De verdachte heeft zich samen met zijn medeverdachte schuldig gemaakt aan een gewapende overval in een woning. De verdachte en zijn medeverdachte hebben de slachtoffers -een gezin bestaande uit vader, moeder en twee jonge kinderen- op gewelddadige wijze overrompeld en bedreigd en hebben de slachtoffers op buitengewoon bedreigende wijze een aanzienlijk geldbedrag en goederen afhandig gemaakt. Het is algemeen bekend dat slachtoffers van een dergelijke overval nog gedurende lange tijd de nadelige psychische gevolgen daarvan kunnen ondervinden en voor kinderen geldt dit in verhevigde mate. Daarnaast brengen zulke feiten ook angstgevoelens en gevoelens van onveiligheid bij de burgers teweeg.
Bovendien heeft hij een auto voorhanden gehad, terwijl hij redelijkerwijs had moeten vermoeden dat de auto gestolen was. Dit handelen van verdachte bevordert het plegen van diefstallen en berokkent grote schade aan de slachtoffers.

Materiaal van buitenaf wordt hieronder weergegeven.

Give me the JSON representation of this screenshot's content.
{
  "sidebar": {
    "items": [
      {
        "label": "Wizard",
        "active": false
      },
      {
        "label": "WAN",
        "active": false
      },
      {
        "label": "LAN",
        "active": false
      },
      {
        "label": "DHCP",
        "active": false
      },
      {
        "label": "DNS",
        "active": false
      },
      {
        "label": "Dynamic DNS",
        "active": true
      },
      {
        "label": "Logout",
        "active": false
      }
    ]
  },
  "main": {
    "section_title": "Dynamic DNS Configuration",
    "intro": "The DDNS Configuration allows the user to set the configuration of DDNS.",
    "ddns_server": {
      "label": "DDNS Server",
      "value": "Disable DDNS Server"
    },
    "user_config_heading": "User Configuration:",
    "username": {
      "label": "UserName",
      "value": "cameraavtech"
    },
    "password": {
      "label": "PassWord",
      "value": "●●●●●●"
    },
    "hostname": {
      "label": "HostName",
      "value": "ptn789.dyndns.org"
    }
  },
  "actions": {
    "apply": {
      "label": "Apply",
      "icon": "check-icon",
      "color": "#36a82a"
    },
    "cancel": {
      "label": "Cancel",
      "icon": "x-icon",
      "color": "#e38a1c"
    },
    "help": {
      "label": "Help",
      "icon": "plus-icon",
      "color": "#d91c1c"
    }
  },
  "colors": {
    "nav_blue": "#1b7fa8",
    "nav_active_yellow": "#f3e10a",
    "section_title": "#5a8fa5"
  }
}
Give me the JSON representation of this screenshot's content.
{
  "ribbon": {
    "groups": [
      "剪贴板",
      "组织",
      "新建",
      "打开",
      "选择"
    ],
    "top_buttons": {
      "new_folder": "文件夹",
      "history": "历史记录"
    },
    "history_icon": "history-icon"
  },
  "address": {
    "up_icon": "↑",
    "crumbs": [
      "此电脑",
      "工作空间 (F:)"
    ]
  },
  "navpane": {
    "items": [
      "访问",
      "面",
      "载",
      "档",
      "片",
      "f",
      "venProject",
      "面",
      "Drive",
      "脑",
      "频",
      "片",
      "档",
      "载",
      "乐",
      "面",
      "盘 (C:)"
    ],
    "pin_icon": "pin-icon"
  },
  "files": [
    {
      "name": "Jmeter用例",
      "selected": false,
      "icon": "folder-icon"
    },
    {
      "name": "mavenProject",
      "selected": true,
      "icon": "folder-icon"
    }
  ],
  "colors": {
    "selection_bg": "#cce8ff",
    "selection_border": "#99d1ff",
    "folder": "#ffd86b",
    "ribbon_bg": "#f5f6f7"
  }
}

Voorts heeft de verdachte zich samen met een medeverdachte schuldig gemaakt aan een inbraak in een garagebedrijf. Dit is een feit, dat doorgaans naast onrustgevoelens financiële schade voor de slachtoffers met zich brengt.
Ten slotte heeft de verdachte ongeoorloofd een knalsein voorhanden gehad. Het ongeoorloofde bezit van een dergelijk vuurwapen brengt het risico met zich dat de bezitter ervan deze in een voorkomend geval zal gebruiken met alle gevolgen van dien.
Het hof is dan ook van oordeel dat alleen een geheel onvoorwaardelijke gevangenisstraf van na te melden duur een passende reactie vormt.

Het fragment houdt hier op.